„Bejbis” to pełna humoru i gorzkiej refleksji historia Ady (Marta Żmuda Trzebiatowska) i Mikołaja (Grzegorz Małecki), małżeństwa z kilkunastoletnim stażem, rodziców piętnastoletniej Meli (Basia Papis), którym w trakcie suto zakrapianej imprezy przytrafi się wpadka. W jaki sposób reżyser skompletował obsadę swojego najnowszego filmu? Jaki prezent otrzymała od niego odtwórczyni głównej roli?
Andrzej Saramonowicz najpierw do mnie zadzwonił, a następnie wysłał scenariusz z pytaniem o opinię – ujawnia Marta Żmuda Trzebiatowska, zapytana o kulisy kompletowania obsady. – Tekst przeczytałam z zapartym tchem. Gdy się z nim zapoznałam, wiedziałam jedno: bardzo chcę zagrać Adę. Od początku czułam ją każdym milimetrem swojego ciała. Bałam się tylko, że kiedy pragnie się czegoś za bardzo, to rozczarowania bywają tym bardziej bolesne. Potem był casting, kilka dni niepewności i 6 grudnia Andrzej zrobił mi najpiękniejszy prezent na mikołajki w postaci Ady (…).

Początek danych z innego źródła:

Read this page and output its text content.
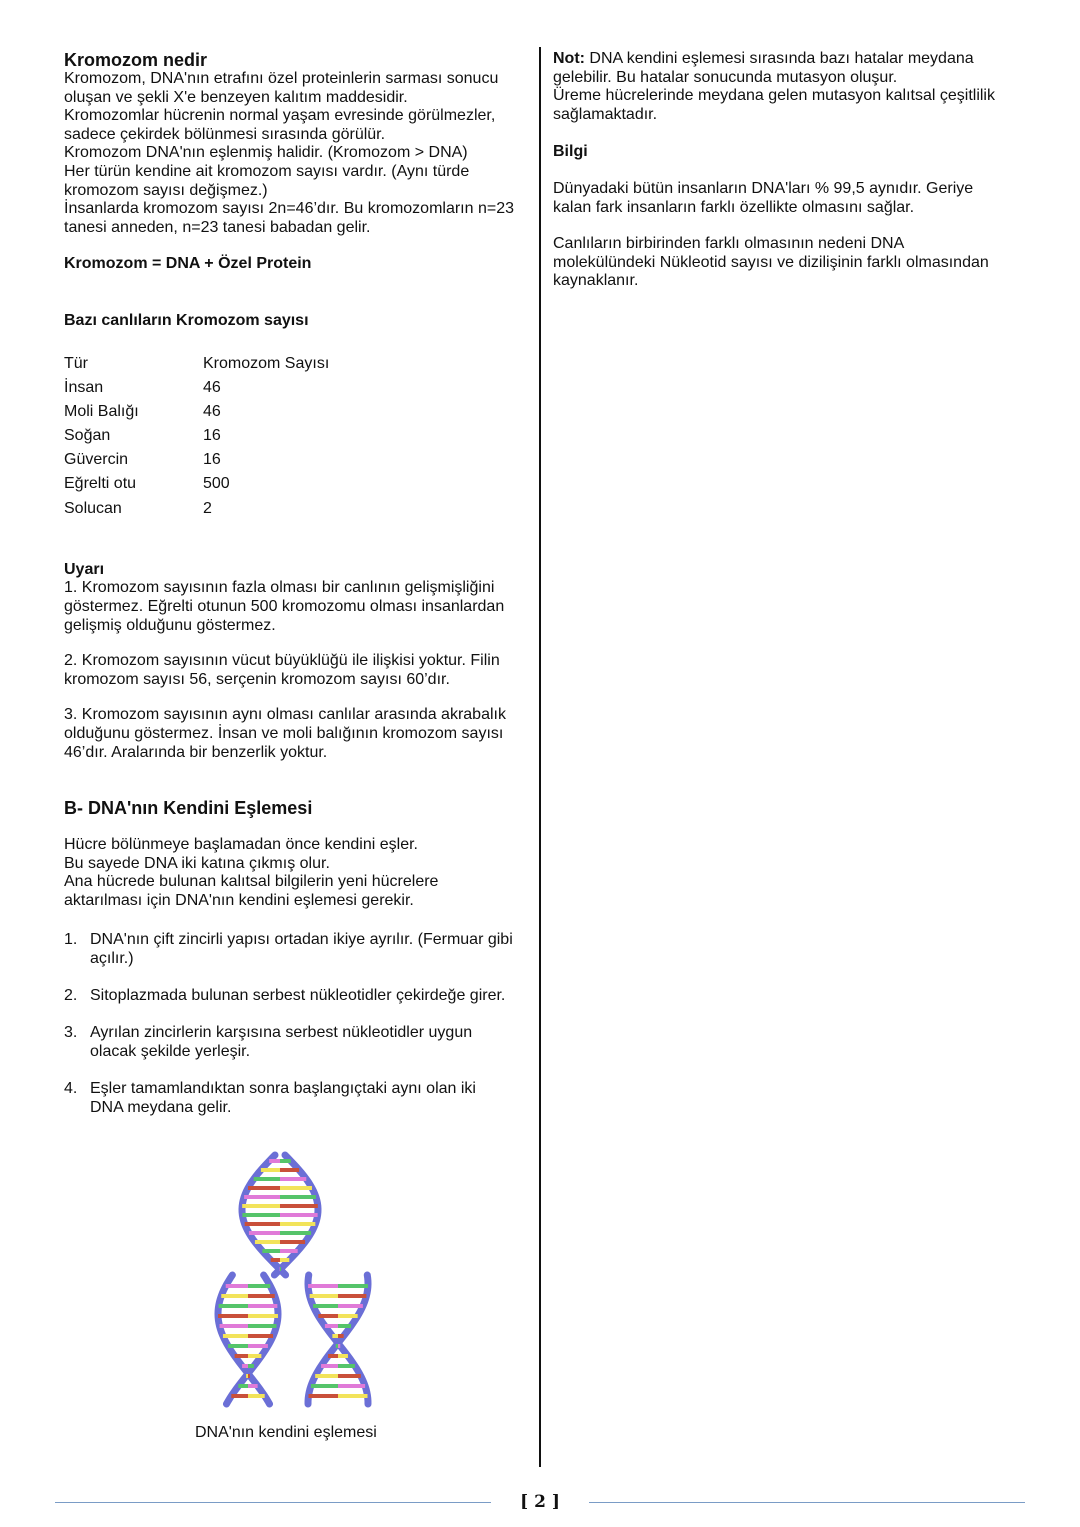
Kromozom nedir

Kromozom, DNA'nın etrafını özel proteinlerin sarması sonucu

oluşan ve şekli X'e benzeyen kalıtım maddesidir.

Kromozomlar hücrenin normal yaşam evresinde görülmezler,

sadece çekirdek bölünmesi sırasında görülür.

Kromozom DNA'nın eşlenmiş halidir. (Kromozom > DNA)

Her türün kendine ait kromozom sayısı vardır. (Aynı türde

kromozom sayısı değişmez.)

İnsanlarda kromozom sayısı 2n=46’dır. Bu kromozomların n=23

tanesi anneden, n=23 tanesi babadan gelir.

Kromozom = DNA + Özel Protein

Bazı canlıların Kromozom sayısı

Tür	Kromozom Sayısı
İnsan	46
Moli Balığı	46
Soğan	16
Güvercin	16
Eğrelti otu	500
Solucan	2

Uyarı

1. Kromozom sayısının fazla olması bir canlının gelişmişliğini

göstermez. Eğrelti otunun 500 kromozomu olması insanlardan

gelişmiş olduğunu göstermez.

2. Kromozom sayısının vücut büyüklüğü ile ilişkisi yoktur. Filin

kromozom sayısı 56, serçenin kromozom sayısı 60’dır.

3. Kromozom sayısının aynı olması canlılar arasında akrabalık

olduğunu göstermez. İnsan ve moli balığının kromozom sayısı

46’dır. Aralarında bir benzerlik yoktur.

B- DNA'nın Kendini Eşlemesi

Hücre bölünmeye başlamadan önce kendini eşler.

Bu sayede DNA iki katına çıkmış olur.

Ana hücrede bulunan kalıtsal bilgilerin yeni hücrelere

aktarılması için DNA'nın kendini eşlemesi gerekir.

1. DNA'nın çift zincirli yapısı ortadan ikiye ayrılır. (Fermuar gibi

açılır.)

2. Sitoplazmada bulunan serbest nükleotidler çekirdeğe girer.

3. Ayrılan zincirlerin karşısına serbest nükleotidler uygun

olacak şekilde yerleşir.

4. Eşler tamamlandıktan sonra başlangıçtaki aynı olan iki

DNA meydana gelir.

DNA'nın kendini eşlemesi

Not: DNA kendini eşlemesi sırasında bazı hatalar meydana

gelebilir. Bu hatalar sonucunda mutasyon oluşur.

Üreme hücrelerinde meydana gelen mutasyon kalıtsal çeşitlilik

sağlamaktadır.

Bilgi

Dünyadaki bütün insanların DNA'ları % 99,5 aynıdır. Geriye

kalan fark insanların farklı özellikte olmasını sağlar.

Canlıların birbirinden farklı olmasının nedeni DNA

molekülündeki Nükleotid sayısı ve dizilişinin farklı olmasından

kaynaklanır.

[ 2 ]
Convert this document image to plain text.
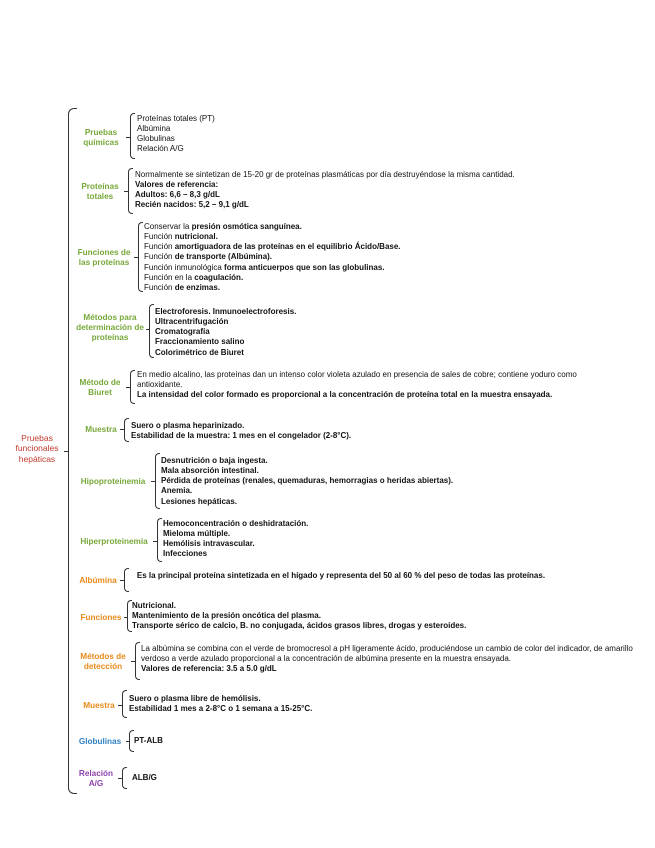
Pruebas funcionales hepáticas
Pruebas químicas
Proteínas totales (PT)
Albúmina
Globulinas
Relación A/G
Proteínas totales
Normalmente se sintetizan de 15-20 gr de proteínas plasmáticas por día destruyéndose la misma cantidad.
Valores de referencia:
Adultos: 6,6 – 8,3 g/dL
Recién nacidos: 5,2 – 9,1 g/dL
Funciones de las proteínas
Conservar la presión osmótica sanguínea.
Función nutricional.
Función amortiguadora de las proteínas en el equilibrio Ácido/Base.
Función de transporte (Albúmina).
Función inmunológica forma anticuerpos que son las globulinas.
Función en la coagulación.
Función de enzimas.
Métodos para determinación de proteínas
Electroforesis. Inmunoelectroforesis.
Ultracentrifugación
Cromatografía
Fraccionamiento salino
Colorimétrico de Biuret
Método de Biuret
En medio alcalino, las proteínas dan un intenso color violeta azulado en presencia de sales de cobre; contiene yoduro como antioxidante.
La intensidad del color formado es proporcional a la concentración de proteína total en la muestra ensayada.
Muestra	Suero o plasma heparinizado.
Estabilidad de la muestra: 1 mes en el congelador (2-8°C).
Hipoproteinemia
Desnutrición o baja ingesta.
Mala absorción intestinal.
Pérdida de proteínas (renales, quemaduras, hemorragias o heridas abiertas).
Anemia.
Lesiones hepáticas.
Hiperproteinemia
Hemoconcentración o deshidratación.
Mieloma múltiple.
Hemólisis intravascular.
Infecciones
Albúmina
Es la principal proteína sintetizada en el hígado y representa del 50 al 60 % del peso de todas las proteínas.
Funciones
Nutricional.
Mantenimiento de la presión oncótica del plasma.
Transporte sérico de calcio, B. no conjugada, ácidos grasos libres, drogas y esteroides.
Métodos de detección
La albúmina se combina con el verde de bromocresol a pH ligeramente ácido, produciéndose un cambio de color del indicador, de amarillo verdoso a verde azulado proporcional a la concentración de albúmina presente en la muestra ensayada.
Valores de referencia: 3.5 a 5.0 g/dL
Muestra
Suero o plasma libre de hemólisis.
Estabilidad 1 mes a 2-8°C o 1 semana a 15-25°C.
Globulinas	PT-ALB
Relación A/G
ALB/G
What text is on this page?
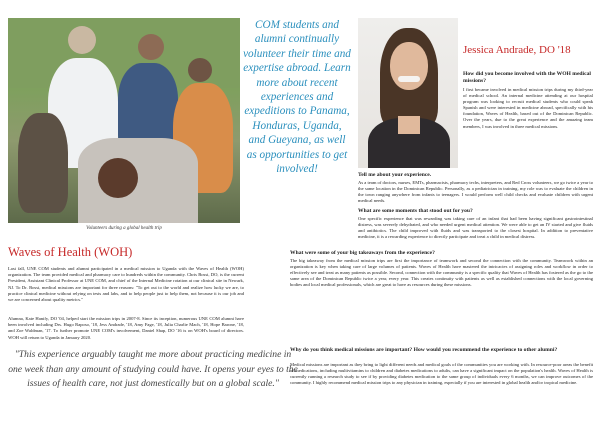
Volunteers during a global health trip
Waves of Health (WOH)
Last fall, UNE COM students and alumni participated in a medical mission to Uganda with the Waves of Health (WOH) organization. The team provided medical and pharmacy care to hundreds within the community. Chris Bossi, DO, is the current President, Assistant Clinical Professor at UNE COM, and chief of the Internal Medicine rotation at our clinical site in Newark, NJ. To Dr. Bossi, medical missions are important for three reasons: "To get out to the world and realize how lucky we are, to practice clinical medicine without relying on tests and labs, and to help people just to help them, not because it is our job and we are concerned about quality metrics."
Alumna, Kate Hanify, DO '04, helped start the mission trips in 2007-8. Since its inception, numerous UNE COM alumni have been involved including Drs. Hugo Raposo, '18, Jess Andrade, '18, Amy Fage, '18, Julia Charlie Mach, '18, Hope Barone, '18, and Zoe Waldman, '17. To further promote UNE COM's involvement, Daniel Shap, DO '16 is on WOH's board of directors. WOH will return to Uganda in January 2020.
"This experience arguably taught me more about practicing medicine in one week than any amount of studying could have. It opens your eyes to the issues of health care, not just domestically but on a global scale."
COM students and alumni continually volunteer their time and expertise abroad. Learn more about recent experiences and expeditions to Panama, Honduras, Uganda, and Gueyana, as well as opportunities to get involved!
Jessica Andrade, DO '18
How did you become involved with the WOH medical missions?
I first became involved in medical mission trips during my third-year of medical school. An internal medicine attending at our hospital program was looking to recruit medical students who could speak Spanish and were interested in medicine abroad, specifically with his foundation, Waves of Health, based out of the Dominican Republic. Over the years, due to the great experience and the amazing team members, I was involved in three medical missions.
Tell me about your experience.
As a team of doctors, nurses, EMTs, pharmacists, pharmacy techs, interpreters, and Red Cross volunteers, we go twice a year to the same location in the Dominican Republic. Personally, as a pediatrician in training, my role was to evaluate the children in the town ranging anywhere from infants to teenagers. I would perform well child checks and evaluate children with urgent medical needs.
What are some moments that stood out for you?
One specific experience that was rewarding was taking care of an infant that had been having significant gastrointestinal distress, was severely dehydrated, and who needed urgent medical attention. We were able to get an IV started and give fluids and antibiotics. The child improved with fluids and was transported to the closest hospital. In addition to preventative medicine, it is a rewarding experience to directly participate and treat a child in medical distress.
What were some of your big takeaways from the experience?
The big takeaway from the medical mission trips are first the importance of teamwork and second the connection with the community. Teamwork within an organization is key when taking care of large volumes of patients. Waves of Health have mastered the intricacies of assigning roles and workflow in order to effectively see and treat as many patients as possible. Second, connection with the community is a specific quality that Waves of Health has fostered as the go to the same area of the Dominican Republic twice a year, every year. This creates continuity with patients as well as established connections with the local governing bodies and local medical professionals, which are great to have as resources during these missions.
Why do you think medical missions are important? How would you recommend the experience to other alumni?
Medical missions are important as they bring to light different needs and medical goals of the communities you are working with. In resource-poor areas the benefit of medications, including multivitamins to children and diabetes medications to adults, can have a significant impact on the population's health. Waves of Health is currently running a research study to see if by providing diabetes medication to the same group of individuals every 6 months, we can improve outcomes of the community. I highly recommend medical mission trips to any physician in training, especially if you are interested in global health and/or tropical medicine.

Cieszę się, że reżyser miał wyobraźnię i odwagę, by powierzyć mi tę rolę. Mam nadzieję, że go nie zawiodłam
Niezbyt często mi się to zdarza, ale tym razem było tak, że Andrzej Saramonowicz zadzwonił do mnie i zaproponował mi główną rolę męską – dodaje Grzegorz Małecki. – Powiedział, że właściwie sobie nikogo innego nie wyobraża w roli Mikołaja. Przyznam, że była to dla mnie ogromna nobilitacja. Raz, że to jest świetny reżyser, a dwa, swój come back filmowy postanowił zrobić z moją pomocą. Bardzo doceniam ten gest.
Z kolei Basia Papis wpadła w oko reżyserowi „Bejbis” dzięki roli w „Zupie nic” Kingi Dębskiej.
Zobaczył mnie w tym filmie i doszedł do wniosku, że powinnam też u niego zagrać. Zadzwonił i powiedział, że ma dla mnie rolę Meli – zdradza młoda aktorka. – Przyznam, że nigdy wcześniej nie widziałam żadnego z jego filmów, ani „Testosteronu”, ani „Lejdis”. Opowiedziała mi o nich mama, która bardzo lubi obydwa filmy.
W rolach drugoplanowych wystąpią: Dominika Kluźniak, Ewa Telega, Adam Hutyra, Joanna Kurowska, Bronisław Wrocławski, Krzysztof Gosztyła, Anna Iberszer i Artur Barciś. Zobaczymy tu jednak kogoś jeszcze. Na wielkim ekranie pojawi się debiutujący jako aktor... Damian Ukeje! Czy spisał się śpiewająco? Przekonamy się wkrótce.